Guay-Poliquin, por su parte, no concebía, hace unos meses, un inicio del fin del mundo que no pasara por ese corte eléctrico, pero la forma en que describió lo que ocurriría encaja a la perfección con el lento apagarse de todo estos días. “Un corte eléctrico detendría el mundo y lo mantendría, durante un tiempo, en una especie de estado de vigilia en el que nada sería del todo real”, dijo. Su novela arranca un día cualquiera en un pueblo aislado por la nieve. Un joven ha despertado postrado en una cama, en una casa que no reconoce. No hay luz. Cuida de él un hombre mayor. Alguien en el pueblo ha decidido que debía ser él. El chico ha tenido un accidente. Recuerda que llevaba días y noches conduciendo. Recuerda las gasolineras desvalijadas, las milicias al borde de la carretera, el pánico en las ciudades. “Cuando el mundo empiece a acabarse, la vida será peor en la ciudad que en un pequeño pueblo. En la ciudad, el caos no tarda en desatarse. En un pequeño pueblo, todo puede seguir como siempre durante el tiempo suficiente como para permitir a sus habitantes reorganizarse como una familia enorme”, relataba.
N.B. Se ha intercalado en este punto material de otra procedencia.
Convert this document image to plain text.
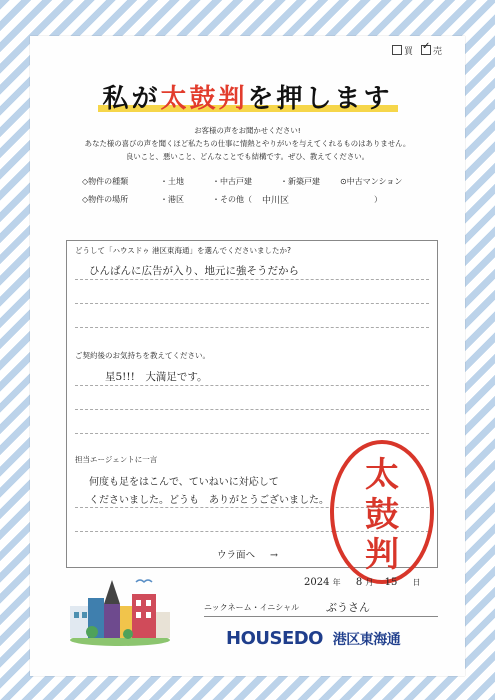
買
✓	売
私が太鼓判を押します
お客様の声をお聞かせください!
あなた様の喜びの声を聞くほど私たちの仕事に情熱とやりがいを与えてくれるものはありません。
良いこと、悪いこと、どんなことでも結構です。ぜひ、教えてください。
◇物件の種類	・土地	・中古戸建	・新築戸建	⊙中古マンション
◇物件の場所	・港区	・その他（ 中川区	）
どうして「ハウスドゥ 港区東海通」を選んでくださいましたか?
ひんぱんに広告が入り、地元に強そうだから
ご契約後のお気持ちを教えてください。
星5!!!　大満足です。
担当エージェントに一言
何度も足をはこんで、ていねいに対応して
くださいました。どうも　ありがとうございました。
ウラ面へ →
太
鼓
判
2024 年 8 月 15 日
ニックネーム・イニシャル ぶうさん
HOUSEDO 港区東海通
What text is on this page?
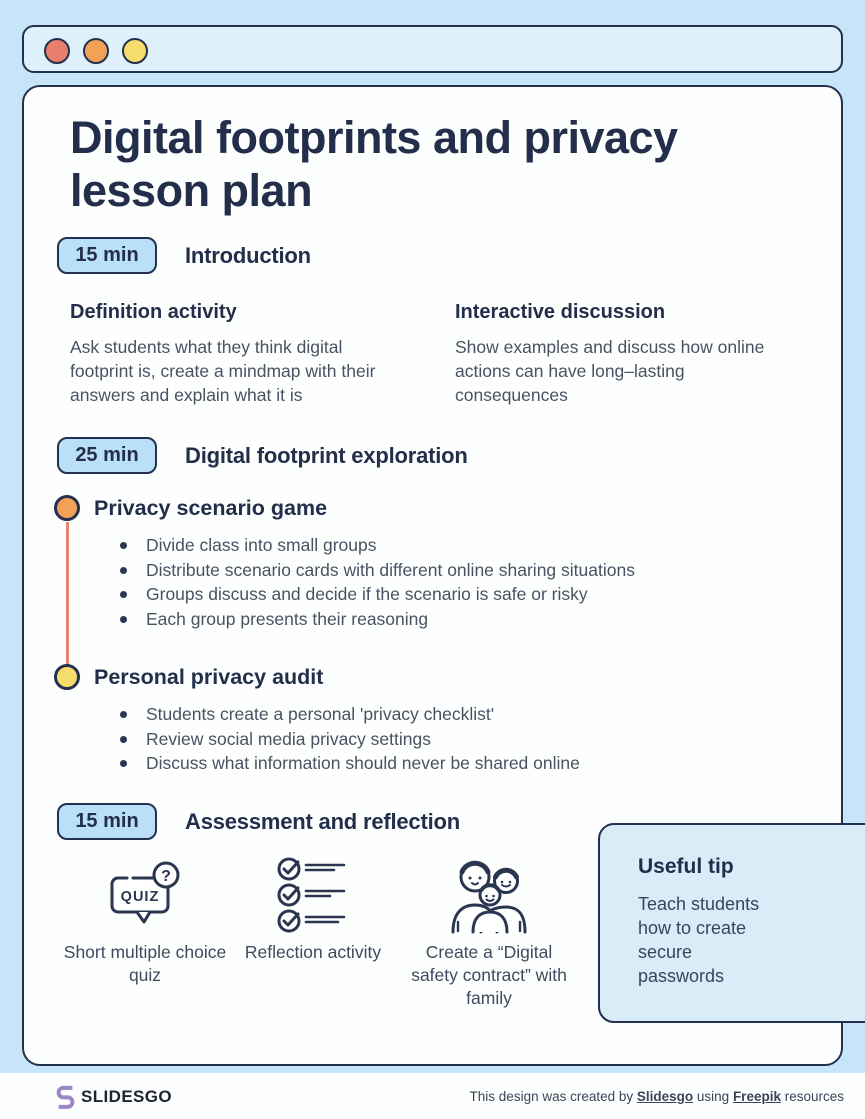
Digital footprints and privacy lesson plan
15 min	Introduction
Definition activity

Ask students what they think digital footprint is, create a mindmap with their answers and explain what it is

Interactive discussion

Show examples and discuss how online actions can have long–lasting consequences

25 min	Digital footprint exploration
Privacy scenario game
Divide class into small groups
Distribute scenario cards with different online sharing situations
Groups discuss and decide if the scenario is safe or risky
Each group presents their reasoning
Personal privacy audit
Students create a personal 'privacy checklist'
Review social media privacy settings
Discuss what information should never be shared online
15 min	Assessment and reflection
?
QUIZ
Short multiple choice quiz
Reflection activity	Create a “Digital safety contract” with family
Useful tip

Teach students how to create secure passwords

SLIDESGO	This design was created by Slidesgo using Freepik resources
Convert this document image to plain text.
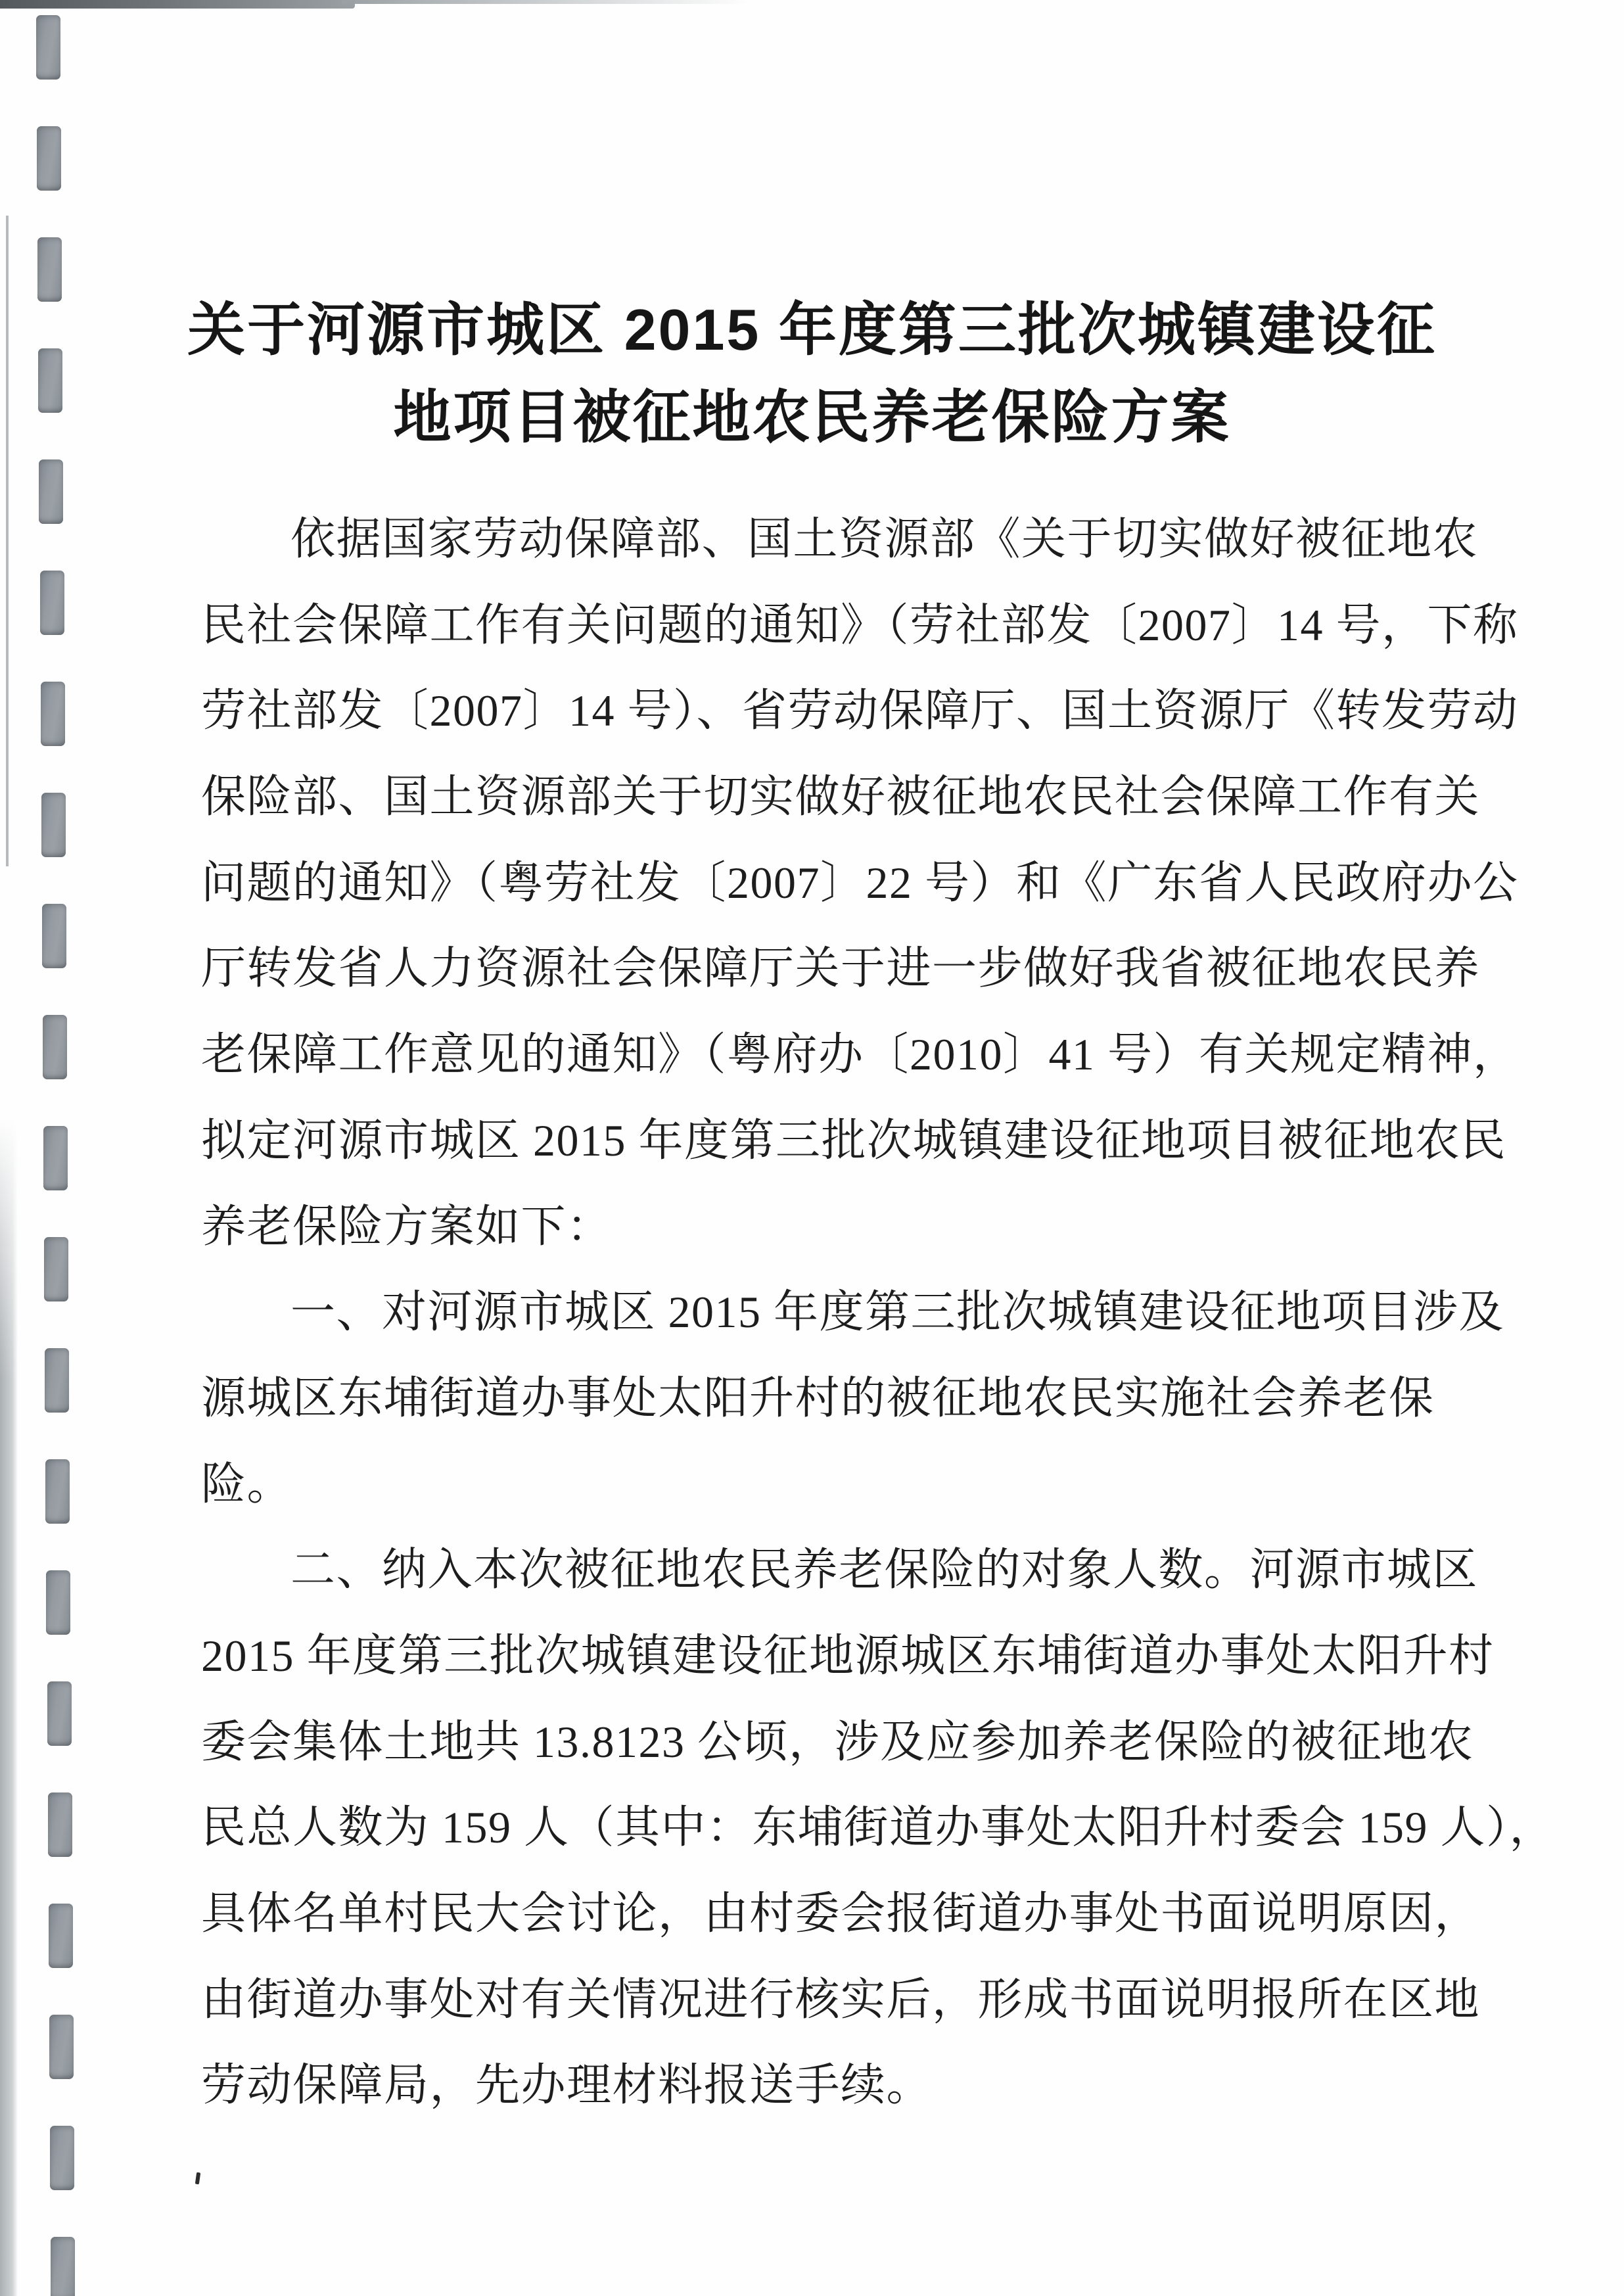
关于河源市城区 2015 年度第三批次城镇建设征
地项目被征地农民养老保险方案
依据国家劳动保障部、国土资源部《关于切实做好被征地农
民社会保障工作有关问题的通知》（劳社部发〔2007〕14 号，下称
劳社部发〔2007〕14 号）、省劳动保障厅、国土资源厅《转发劳动
保险部、国土资源部关于切实做好被征地农民社会保障工作有关
问题的通知》（粤劳社发〔2007〕22 号）和《广东省人民政府办公
厅转发省人力资源社会保障厅关于进一步做好我省被征地农民养
老保障工作意见的通知》（粤府办〔2010〕41 号）有关规定精神，
拟定河源市城区 2015 年度第三批次城镇建设征地项目被征地农民
养老保险方案如下：
一、对河源市城区 2015 年度第三批次城镇建设征地项目涉及
源城区东埔街道办事处太阳升村的被征地农民实施社会养老保
险。
二、纳入本次被征地农民养老保险的对象人数。河源市城区
2015 年度第三批次城镇建设征地源城区东埔街道办事处太阳升村
委会集体土地共 13.8123 公顷，涉及应参加养老保险的被征地农
民总人数为 159 人（其中：东埔街道办事处太阳升村委会 159 人），
具体名单村民大会讨论，由村委会报街道办事处书面说明原因，
由街道办事处对有关情况进行核实后，形成书面说明报所在区地
劳动保障局，先办理材料报送手续。
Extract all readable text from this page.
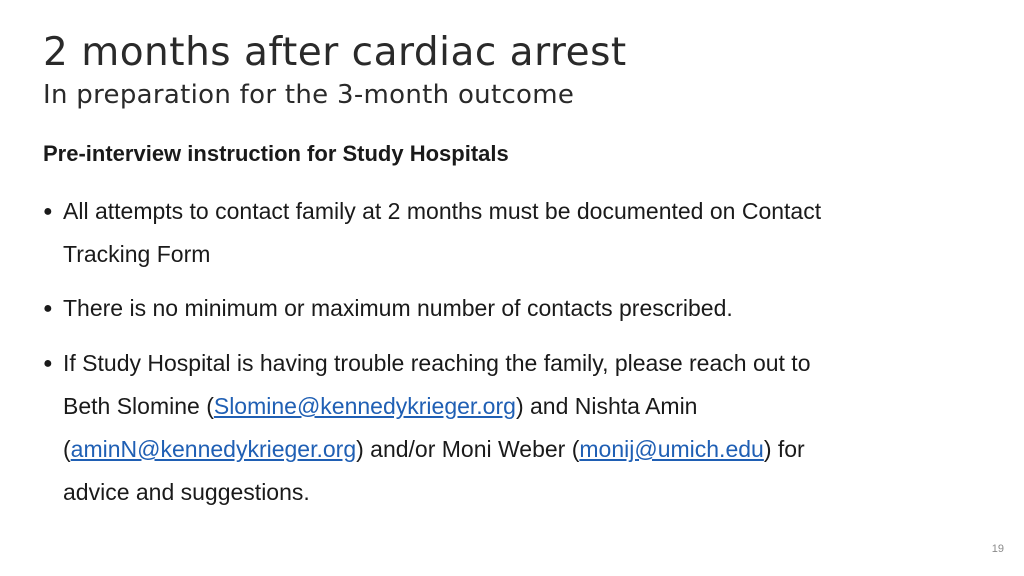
2 months after cardiac arrest
In preparation for the 3-month outcome
Pre-interview instruction for Study Hospitals
● All attempts to contact family at 2 months must be documented on Contact
Tracking Form
● There is no minimum or maximum number of contacts prescribed.
● If Study Hospital is having trouble reaching the family, please reach out to
Beth Slomine (Slomine@kennedykrieger.org) and Nishta Amin
(aminN@kennedykrieger.org) and/or Moni Weber (monij@umich.edu) for
advice and suggestions.
19
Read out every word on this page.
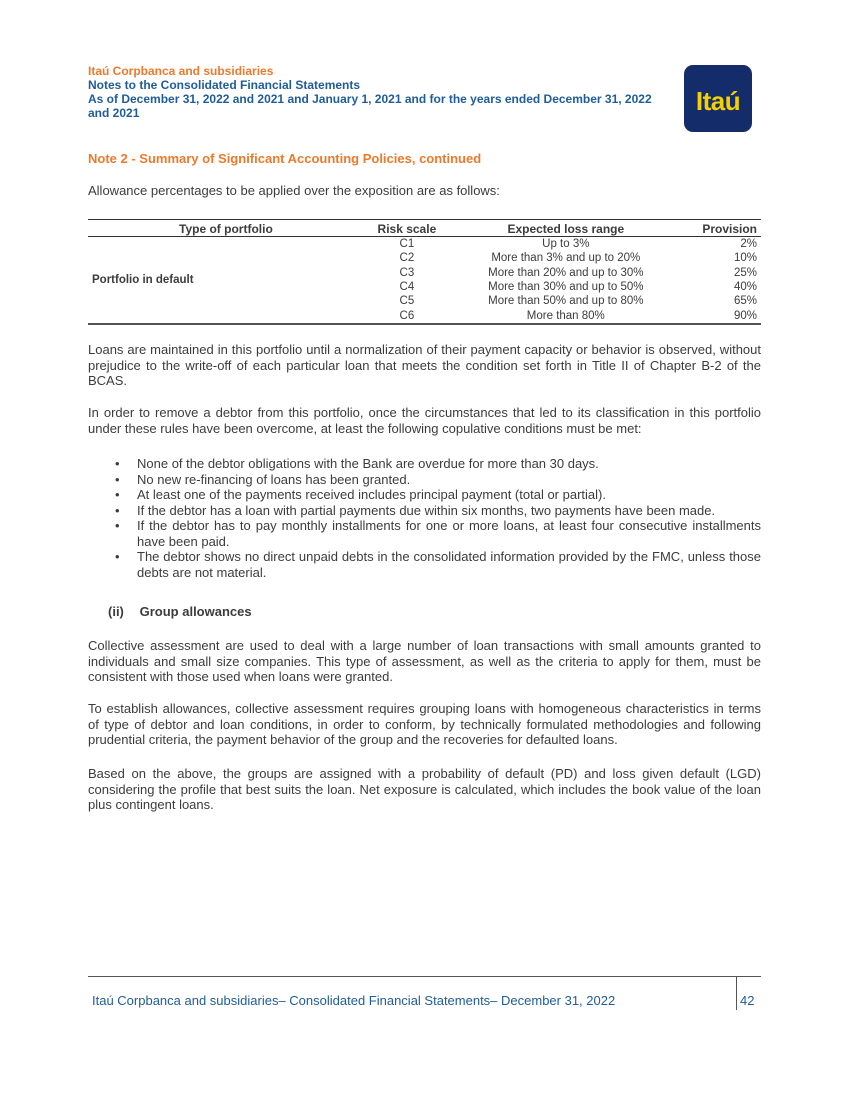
Itaú Corpbanca and subsidiaries
Notes to the Consolidated Financial Statements
As of December 31, 2022 and 2021 and January 1, 2021 and for the years ended December 31, 2022
and 2021	Itaú
Note 2 - Summary of Significant Accounting Policies, continued
Allowance percentages to be applied over the exposition are as follows:
Type of portfolio	Risk scale	Expected loss range	Provision
Portfolio in default	C1	Up to 3%	2%
	C2	More than 3% and up to 20%	10%
	C3	More than 20% and up to 30%	25%
	C4	More than 30% and up to 50%	40%
	C5	More than 50% and up to 80%	65%
	C6	More than 80%	90%
Loans are maintained in this portfolio until a normalization of their payment capacity or behavior is observed, without prejudice to the write-off of each particular loan that meets the condition set forth in Title II of Chapter B-2 of the BCAS.
In order to remove a debtor from this portfolio, once the circumstances that led to its classification in this portfolio under these rules have been overcome, at least the following copulative conditions must be met:
• None of the debtor obligations with the Bank are overdue for more than 30 days.
• No new re-financing of loans has been granted.
• At least one of the payments received includes principal payment (total or partial).
• If the debtor has a loan with partial payments due within six months, two payments have been made.
• If the debtor has to pay monthly installments for one or more loans, at least four consecutive installments have been paid.
• The debtor shows no direct unpaid debts in the consolidated information provided by the FMC, unless those debts are not material.
(ii) Group allowances
Collective assessment are used to deal with a large number of loan transactions with small amounts granted to individuals and small size companies. This type of assessment, as well as the criteria to apply for them, must be consistent with those used when loans were granted.
To establish allowances, collective assessment requires grouping loans with homogeneous characteristics in terms of type of debtor and loan conditions, in order to conform, by technically formulated methodologies and following prudential criteria, the payment behavior of the group and the recoveries for defaulted loans.
Based on the above, the groups are assigned with a probability of default (PD) and loss given default (LGD) considering the profile that best suits the loan. Net exposure is calculated, which includes the book value of the loan plus contingent loans.
Itaú Corpbanca and subsidiaries– Consolidated Financial Statements– December 31, 2022	42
Puesto que el caos aún no se ha desatado, y el orden se mantiene, nada de esto último guarda parecido alguno con el presente, pero bastaría con imaginar un fin de las notificaciones en el móvil para que, de repente, se volviese de lo más real. Ocurre en la también preapocalíptica Los últimos, de Hannah Jameson (RBA), en la que el fin del mundo, un fin del mundo de ataques nucleares indiscriminados, pilla a su protagonista en un hotel de Suiza, a salvo de todo, prácticamente a solas con un montón de terroríficas notificaciones en su teléfono. El peligro para él no es inminente. Es algo lejano que se acerca, y que se instala junto a él, de repente, en cuanto la información desaparece. “Quizá lo más importante de todo no sea aprender a autoabastecernos, como les ocurre a las hermanas protagonistas de En el corazón del bosque, sino darnos cuenta de que estamos en esto juntos”, dice Hegland, convencida de que, si algo estamos aprendiendo ya estos días es a que nuestra capacidad de adaptación “es mucho mayor de lo que pensábamos”.